Reputation: 235
I have a dataset with a column containing text as follows
Column1
----------------------------------------------------------
dapagliflozin 10 MG / metFORMIN hydrochloride
dapagliflozin 5 MG / metFORMIN hydrochloride
Fortamet
Glucophage
Glumetza
metFORMIN hydrochloride
metFORMIN hydrochloride / pioglitazone 15 MG
metFORMIN hydrochloride / pioglitazone 30 MG
I am trying to obtain the word count for every unique word, for example, word count for metFormin, word count for hydrochloride, etc. I need help; I tried table function, but it uses the whole row as one word and that's not helpful.
Upvotes: 1
Views: 1610
Reputation: 14902
Or use a text analysis package designed for this:
> require(quanteda)
> dfm(myColumn)
Creating a dfm from a character vector ...
... lowercasing
... tokenizing
... indexing 1 document
... shaping tokens into data.table, found 21 total tokens
... summing tokens by document
... indexing 8 feature types
... building sparse matrix
... created a 1 x 8 sparse dfm
... complete. Elapsed time: 0.047 seconds.
Document-feature matrix of: 1 document, 8 features.

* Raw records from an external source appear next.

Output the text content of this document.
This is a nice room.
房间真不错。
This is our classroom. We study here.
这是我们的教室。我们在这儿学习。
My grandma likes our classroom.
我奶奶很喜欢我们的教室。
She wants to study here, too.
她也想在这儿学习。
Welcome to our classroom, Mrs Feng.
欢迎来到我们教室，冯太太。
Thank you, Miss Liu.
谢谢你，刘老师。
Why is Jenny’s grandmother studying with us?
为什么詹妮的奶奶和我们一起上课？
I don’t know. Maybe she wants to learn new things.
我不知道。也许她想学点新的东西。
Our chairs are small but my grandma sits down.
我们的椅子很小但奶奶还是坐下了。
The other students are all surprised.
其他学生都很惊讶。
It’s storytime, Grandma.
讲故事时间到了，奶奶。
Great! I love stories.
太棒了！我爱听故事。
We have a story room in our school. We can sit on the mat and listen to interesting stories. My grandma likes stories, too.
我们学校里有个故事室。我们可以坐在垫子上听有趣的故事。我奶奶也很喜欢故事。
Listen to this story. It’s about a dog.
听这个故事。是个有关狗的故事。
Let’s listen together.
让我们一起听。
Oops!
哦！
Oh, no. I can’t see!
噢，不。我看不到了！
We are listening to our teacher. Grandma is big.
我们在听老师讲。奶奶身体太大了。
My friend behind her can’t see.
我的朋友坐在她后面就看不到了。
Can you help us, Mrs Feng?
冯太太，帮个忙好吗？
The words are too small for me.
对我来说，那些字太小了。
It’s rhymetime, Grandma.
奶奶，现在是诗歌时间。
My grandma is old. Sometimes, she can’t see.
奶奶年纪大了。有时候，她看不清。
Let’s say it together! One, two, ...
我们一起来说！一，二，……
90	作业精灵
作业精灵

1 x 8 sparse Matrix of class "dfmSparse"
features
docs dapagliflozin fortamet glucophage glumetza hydrochloride metformin mg pioglitazone
text1 2 1 1 1 5 5 4 2
Upvotes: 1
Reputation: 887501
We can use a combination of strsplit/unlist/table
. Split the column strings with strsplit
specifying the split
as space (\\s+
). The output will be a list
. Use unlist
to change the list to vector and then use table
to get the count.
table(unlist(strsplit(yourdf$Column1, '\\s+'))
Upvotes: 2